THE tropical storm Dineo, which hit Mozambique last week, killing seven people and destroying the homes of thousands more, is likely to exacerbate the country’s food crisis, aid agencies have warned.
The storm left a trail of damage in its wake, and the torrential rain flattened crops. The rainwater is expected to make its way to the Limpopo river, where water levels are already high: floods there would destroy farmland and crops in the area.
The humanitarian and emergency affairs director for World Vision (WV), Joseph Kamara, said: “People were just recovering from the El-Niño-induced drought, which was terrible, when the storm hit. We have one big harvest season at the end of March, and, if that harvest fails, then this has a serious impact on food production.
“We should know soon if the water which fell is going to flood the Limpopo basin, where farmers grow maize. There is fear that it will flood and destroy the crop.”
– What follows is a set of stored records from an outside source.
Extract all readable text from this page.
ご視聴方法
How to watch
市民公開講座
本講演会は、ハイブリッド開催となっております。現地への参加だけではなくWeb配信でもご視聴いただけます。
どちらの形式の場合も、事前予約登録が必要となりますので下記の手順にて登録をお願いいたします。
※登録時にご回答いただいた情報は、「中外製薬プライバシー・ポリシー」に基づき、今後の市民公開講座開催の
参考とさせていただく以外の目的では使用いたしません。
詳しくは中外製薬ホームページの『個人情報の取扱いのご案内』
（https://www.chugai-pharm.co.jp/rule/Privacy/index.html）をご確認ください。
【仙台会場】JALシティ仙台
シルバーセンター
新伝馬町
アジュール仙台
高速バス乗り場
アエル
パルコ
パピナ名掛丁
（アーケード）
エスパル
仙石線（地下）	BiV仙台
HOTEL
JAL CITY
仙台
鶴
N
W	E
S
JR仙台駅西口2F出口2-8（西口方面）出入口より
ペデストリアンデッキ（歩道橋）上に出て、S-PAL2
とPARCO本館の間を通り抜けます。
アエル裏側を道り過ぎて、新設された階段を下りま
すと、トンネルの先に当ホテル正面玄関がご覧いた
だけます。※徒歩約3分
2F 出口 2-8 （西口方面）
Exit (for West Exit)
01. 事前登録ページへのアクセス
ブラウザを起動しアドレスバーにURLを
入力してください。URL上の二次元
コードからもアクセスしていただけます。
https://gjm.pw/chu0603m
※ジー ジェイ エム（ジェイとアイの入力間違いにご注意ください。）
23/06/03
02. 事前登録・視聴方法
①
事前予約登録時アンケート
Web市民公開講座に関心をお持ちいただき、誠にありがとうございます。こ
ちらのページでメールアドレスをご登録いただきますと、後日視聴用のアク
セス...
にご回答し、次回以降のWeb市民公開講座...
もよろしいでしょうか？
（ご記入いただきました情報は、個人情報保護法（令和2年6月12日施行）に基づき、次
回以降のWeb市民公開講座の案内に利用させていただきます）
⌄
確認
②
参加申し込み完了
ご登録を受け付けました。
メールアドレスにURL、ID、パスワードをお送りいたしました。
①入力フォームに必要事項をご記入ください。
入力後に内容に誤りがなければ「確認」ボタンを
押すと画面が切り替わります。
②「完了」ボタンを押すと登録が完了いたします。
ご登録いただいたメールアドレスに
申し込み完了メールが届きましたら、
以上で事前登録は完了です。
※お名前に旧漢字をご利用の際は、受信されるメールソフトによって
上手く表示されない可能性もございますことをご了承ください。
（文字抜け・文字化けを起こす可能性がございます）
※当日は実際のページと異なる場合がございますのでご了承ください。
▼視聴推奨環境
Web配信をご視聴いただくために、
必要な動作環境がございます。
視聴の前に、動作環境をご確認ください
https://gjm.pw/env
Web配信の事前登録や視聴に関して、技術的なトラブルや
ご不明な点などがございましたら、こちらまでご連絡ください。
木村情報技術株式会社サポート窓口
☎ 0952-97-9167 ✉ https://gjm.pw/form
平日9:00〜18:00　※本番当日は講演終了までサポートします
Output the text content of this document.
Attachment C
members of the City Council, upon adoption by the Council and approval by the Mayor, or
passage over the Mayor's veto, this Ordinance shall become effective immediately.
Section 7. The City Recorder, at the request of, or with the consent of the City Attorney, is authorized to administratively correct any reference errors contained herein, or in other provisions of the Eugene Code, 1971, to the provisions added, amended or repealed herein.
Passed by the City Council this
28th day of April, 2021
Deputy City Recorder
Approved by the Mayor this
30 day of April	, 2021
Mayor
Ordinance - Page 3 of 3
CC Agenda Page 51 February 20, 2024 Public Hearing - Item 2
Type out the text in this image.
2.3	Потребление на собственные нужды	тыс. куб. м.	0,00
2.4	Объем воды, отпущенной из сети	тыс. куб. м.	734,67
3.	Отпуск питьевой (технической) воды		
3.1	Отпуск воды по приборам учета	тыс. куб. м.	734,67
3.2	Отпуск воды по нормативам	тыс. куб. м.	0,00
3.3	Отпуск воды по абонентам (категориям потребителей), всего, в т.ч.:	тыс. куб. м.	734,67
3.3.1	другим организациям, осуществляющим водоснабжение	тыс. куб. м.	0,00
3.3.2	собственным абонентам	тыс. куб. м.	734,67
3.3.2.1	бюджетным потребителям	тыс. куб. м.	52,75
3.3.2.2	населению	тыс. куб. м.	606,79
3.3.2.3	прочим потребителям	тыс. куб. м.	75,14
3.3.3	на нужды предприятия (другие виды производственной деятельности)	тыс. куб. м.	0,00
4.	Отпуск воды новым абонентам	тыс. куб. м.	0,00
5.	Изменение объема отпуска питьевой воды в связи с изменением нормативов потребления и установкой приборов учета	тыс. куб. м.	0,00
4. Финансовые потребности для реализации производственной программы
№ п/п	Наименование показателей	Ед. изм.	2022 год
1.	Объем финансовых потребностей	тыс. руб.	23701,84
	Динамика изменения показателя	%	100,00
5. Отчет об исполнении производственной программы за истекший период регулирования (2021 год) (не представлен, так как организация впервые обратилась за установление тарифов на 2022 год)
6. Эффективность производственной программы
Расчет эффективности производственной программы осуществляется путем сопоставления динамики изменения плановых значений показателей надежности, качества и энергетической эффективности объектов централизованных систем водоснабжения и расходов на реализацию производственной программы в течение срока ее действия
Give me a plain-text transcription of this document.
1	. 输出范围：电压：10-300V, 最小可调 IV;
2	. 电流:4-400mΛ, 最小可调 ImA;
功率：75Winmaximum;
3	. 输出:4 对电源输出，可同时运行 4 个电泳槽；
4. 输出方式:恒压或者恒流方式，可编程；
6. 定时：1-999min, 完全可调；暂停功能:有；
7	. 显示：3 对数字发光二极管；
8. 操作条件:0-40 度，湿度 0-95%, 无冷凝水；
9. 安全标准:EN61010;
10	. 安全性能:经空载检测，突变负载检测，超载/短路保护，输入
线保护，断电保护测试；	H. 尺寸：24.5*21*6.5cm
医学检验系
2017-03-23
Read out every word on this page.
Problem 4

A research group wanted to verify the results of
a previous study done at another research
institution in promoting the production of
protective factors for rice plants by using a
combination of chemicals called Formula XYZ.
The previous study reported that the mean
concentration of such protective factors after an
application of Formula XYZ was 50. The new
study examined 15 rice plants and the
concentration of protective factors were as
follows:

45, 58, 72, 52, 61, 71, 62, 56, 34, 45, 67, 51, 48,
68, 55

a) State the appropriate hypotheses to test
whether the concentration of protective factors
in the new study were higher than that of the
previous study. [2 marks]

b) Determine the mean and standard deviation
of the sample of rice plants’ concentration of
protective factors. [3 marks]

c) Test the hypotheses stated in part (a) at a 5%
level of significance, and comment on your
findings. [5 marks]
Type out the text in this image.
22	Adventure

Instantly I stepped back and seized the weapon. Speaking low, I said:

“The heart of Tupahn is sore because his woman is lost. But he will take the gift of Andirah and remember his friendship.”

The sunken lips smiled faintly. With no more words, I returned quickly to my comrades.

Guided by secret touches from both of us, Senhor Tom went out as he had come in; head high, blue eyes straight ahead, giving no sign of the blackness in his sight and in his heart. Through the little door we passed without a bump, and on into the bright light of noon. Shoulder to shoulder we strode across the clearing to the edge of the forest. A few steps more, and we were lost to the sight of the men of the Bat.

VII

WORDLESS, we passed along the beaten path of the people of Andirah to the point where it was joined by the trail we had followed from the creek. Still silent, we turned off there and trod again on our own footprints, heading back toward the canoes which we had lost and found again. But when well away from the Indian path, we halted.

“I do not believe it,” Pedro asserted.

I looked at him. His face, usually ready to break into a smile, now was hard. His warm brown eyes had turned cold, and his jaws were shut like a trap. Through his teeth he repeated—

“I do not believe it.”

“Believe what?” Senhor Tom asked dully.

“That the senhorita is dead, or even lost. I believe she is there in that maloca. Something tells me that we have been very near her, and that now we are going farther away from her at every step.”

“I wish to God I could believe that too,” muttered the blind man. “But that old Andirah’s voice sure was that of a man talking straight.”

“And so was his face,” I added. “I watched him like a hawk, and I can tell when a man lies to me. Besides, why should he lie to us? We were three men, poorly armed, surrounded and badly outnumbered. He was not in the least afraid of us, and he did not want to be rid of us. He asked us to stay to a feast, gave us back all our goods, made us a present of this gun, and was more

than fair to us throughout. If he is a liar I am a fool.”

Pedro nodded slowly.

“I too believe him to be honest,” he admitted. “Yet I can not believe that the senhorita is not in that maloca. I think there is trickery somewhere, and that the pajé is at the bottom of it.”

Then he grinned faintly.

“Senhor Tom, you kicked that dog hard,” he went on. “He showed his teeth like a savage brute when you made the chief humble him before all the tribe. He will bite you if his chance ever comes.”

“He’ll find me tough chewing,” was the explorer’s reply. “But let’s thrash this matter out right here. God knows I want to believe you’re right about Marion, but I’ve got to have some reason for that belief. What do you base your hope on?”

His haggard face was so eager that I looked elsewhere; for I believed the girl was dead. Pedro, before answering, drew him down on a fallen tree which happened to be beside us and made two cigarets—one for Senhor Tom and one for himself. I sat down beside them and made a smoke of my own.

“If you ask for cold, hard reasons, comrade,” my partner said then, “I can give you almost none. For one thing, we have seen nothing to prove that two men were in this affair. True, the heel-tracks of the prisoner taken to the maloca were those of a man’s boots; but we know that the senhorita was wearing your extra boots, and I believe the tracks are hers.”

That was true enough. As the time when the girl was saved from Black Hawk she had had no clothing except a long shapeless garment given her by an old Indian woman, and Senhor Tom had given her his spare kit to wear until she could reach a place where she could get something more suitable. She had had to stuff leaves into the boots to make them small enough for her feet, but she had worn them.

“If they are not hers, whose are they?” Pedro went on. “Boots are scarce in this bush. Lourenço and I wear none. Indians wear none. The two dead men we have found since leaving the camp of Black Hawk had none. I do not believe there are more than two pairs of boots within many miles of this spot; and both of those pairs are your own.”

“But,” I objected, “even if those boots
News of the damage caused by the storm was still coming in from remote regions, he said. Schools, hospitals, and businesses had also been damaged by Dineo, which was downgraded to a tropical depression the day after it made landfall on Mozambique.
Mozambique is already one of the world’s poorest countries, and has suffered devastating cycles of flood and drought.
Farmers are also suffering from an invasion of a crop-eating pest known as the fall armyworm, so called because it marches from maize crop to maize crop. It is native to South America, but was identified in Africa last year, and is spreading rapidly. Scientists have warned that it poses a significant threat to food security.
Mr Kamara said that WV’s partners were working with farmers to help them identify the pest, and transport pesticides.